Mr Setona said that although not all members of this subcommittee are also members of the Joint Subommittee on Delegated Legislation, in terms of parliamentary rules, any MP may attend and participate in joint committee meetings. He encouraged members to attend joint meetings and suggested that all attend a briefing to be given by Prof Corder on 15, 16 or 17 November (date to be confirmed) on the report referred to above.
Ms Pandor pointed out that it is not true that there is no parliamentary scrutiny of delegated legislation - for example, the health committee scrutinises Department of Health regulations as a matter of course. What needs to be discussed is a formal scrutiny mechanism for delegated legislation. She said Prof Corder's report gives some indication of what could be done in this regard and the resources this would require. Scrutiny of delegated legislation raises questions about the nature and extent of scrutiny - for example, in the case of provincial competencies such as [primary and secondary] education - would scrutiny include what MECs do?
Mr Surty said that because the decisions of the subcommittee would impact on provincial legislation and provincial regulations, its composition had been carefully considered to make sure that each of the provinces are represent by one full member. This would aid the NCOP in its constitutional role of mediating in conflicts between national and provincial laws. He suggested sending the Corder report to the provincial legislatures for their comments.
Ms Pandor said that although the Corder report dealt with a very important issue and had been tabled some months ago, no political party had made any comments on it. She said until considered responses had been received, the report could only be considered a working document. The report should therefore not be sent to the provincial legislatures until Parliament had agreed on what it should do. The subcommittee would have to study carefully the implications because a wide interpretation of scrutiny of delegated legislation could impinge on other distinct spheres of government. For example, if the NCOP decided to scrutinise municipal by-laws, this might impinge on powers of the local sphere of government. She urged party caucuses to debate the report and adopt a position on it.

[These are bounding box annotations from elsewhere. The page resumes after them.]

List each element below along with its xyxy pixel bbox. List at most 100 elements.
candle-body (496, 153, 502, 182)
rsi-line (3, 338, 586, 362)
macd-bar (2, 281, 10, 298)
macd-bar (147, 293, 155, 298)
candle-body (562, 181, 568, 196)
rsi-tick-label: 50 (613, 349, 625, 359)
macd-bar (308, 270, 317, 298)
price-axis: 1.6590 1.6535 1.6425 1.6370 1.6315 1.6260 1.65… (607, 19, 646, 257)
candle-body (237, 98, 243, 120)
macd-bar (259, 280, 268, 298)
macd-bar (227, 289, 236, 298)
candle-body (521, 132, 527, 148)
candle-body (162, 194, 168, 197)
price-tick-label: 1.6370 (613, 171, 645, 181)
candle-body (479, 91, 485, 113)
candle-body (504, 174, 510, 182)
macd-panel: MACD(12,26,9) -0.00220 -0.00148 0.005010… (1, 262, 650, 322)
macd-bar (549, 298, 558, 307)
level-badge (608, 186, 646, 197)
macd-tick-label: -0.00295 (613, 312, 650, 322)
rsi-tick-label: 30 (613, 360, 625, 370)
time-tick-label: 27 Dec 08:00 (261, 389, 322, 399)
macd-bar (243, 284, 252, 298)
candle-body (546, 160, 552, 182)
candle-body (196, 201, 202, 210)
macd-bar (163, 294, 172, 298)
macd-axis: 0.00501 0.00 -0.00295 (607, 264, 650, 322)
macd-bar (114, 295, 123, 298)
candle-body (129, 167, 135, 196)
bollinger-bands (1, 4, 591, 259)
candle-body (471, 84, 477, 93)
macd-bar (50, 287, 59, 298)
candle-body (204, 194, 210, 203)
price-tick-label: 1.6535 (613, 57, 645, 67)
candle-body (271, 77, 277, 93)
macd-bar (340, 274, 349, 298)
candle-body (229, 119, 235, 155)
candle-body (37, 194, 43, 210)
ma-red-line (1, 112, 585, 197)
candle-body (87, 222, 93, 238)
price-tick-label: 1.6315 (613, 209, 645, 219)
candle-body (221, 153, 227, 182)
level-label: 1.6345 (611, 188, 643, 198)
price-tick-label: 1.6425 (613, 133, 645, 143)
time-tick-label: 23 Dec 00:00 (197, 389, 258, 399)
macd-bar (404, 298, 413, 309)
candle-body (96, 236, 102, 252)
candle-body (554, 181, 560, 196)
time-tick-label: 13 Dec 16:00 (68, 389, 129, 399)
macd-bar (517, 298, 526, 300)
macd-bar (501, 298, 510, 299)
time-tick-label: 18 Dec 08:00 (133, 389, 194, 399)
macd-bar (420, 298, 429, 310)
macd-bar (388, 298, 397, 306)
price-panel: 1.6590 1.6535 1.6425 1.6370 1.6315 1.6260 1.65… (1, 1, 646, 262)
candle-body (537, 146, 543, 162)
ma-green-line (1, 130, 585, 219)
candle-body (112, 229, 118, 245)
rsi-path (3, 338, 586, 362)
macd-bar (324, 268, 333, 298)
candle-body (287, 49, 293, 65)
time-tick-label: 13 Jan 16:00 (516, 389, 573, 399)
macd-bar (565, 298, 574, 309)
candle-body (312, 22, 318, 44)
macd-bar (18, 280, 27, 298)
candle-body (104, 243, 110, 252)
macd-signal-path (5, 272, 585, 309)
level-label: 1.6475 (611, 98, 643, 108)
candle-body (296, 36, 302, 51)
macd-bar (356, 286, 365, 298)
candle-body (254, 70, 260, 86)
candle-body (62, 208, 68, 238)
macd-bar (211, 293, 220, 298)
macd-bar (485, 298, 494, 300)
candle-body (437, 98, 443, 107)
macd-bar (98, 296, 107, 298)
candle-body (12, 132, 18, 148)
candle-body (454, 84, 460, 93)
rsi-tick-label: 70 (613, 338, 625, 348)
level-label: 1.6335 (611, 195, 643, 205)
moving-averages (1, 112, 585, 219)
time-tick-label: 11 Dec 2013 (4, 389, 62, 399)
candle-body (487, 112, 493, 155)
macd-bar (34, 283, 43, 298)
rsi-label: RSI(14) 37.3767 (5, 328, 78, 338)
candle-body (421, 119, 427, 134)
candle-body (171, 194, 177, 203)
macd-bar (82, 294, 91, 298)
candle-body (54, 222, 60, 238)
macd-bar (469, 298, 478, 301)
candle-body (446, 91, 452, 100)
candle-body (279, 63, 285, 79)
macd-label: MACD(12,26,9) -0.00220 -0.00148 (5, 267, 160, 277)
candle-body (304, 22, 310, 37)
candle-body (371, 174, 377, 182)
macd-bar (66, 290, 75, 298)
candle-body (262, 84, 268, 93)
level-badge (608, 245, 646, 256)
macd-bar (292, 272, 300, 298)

In the light of Ms Pandor's comments, Mr Surty withdrew his suggestion that the Corder report be sent to provincial legislatures. He suggested NCOP scrutiny might include ensuring consistency in provincial regulations in terms of, for example, traffic legislation.
Mr Setona summarised the decisions of the meeting as: 1) Subcommittee members would attend Prof Corder's presentation on his report on 15, 16 or 17 November 2) Political parties would respond to the report and 3) The subcommittee would not meet again until after the next meeting of the Joint Subcommittee on Delegated Legislation. The meeting was adjourned until further notice.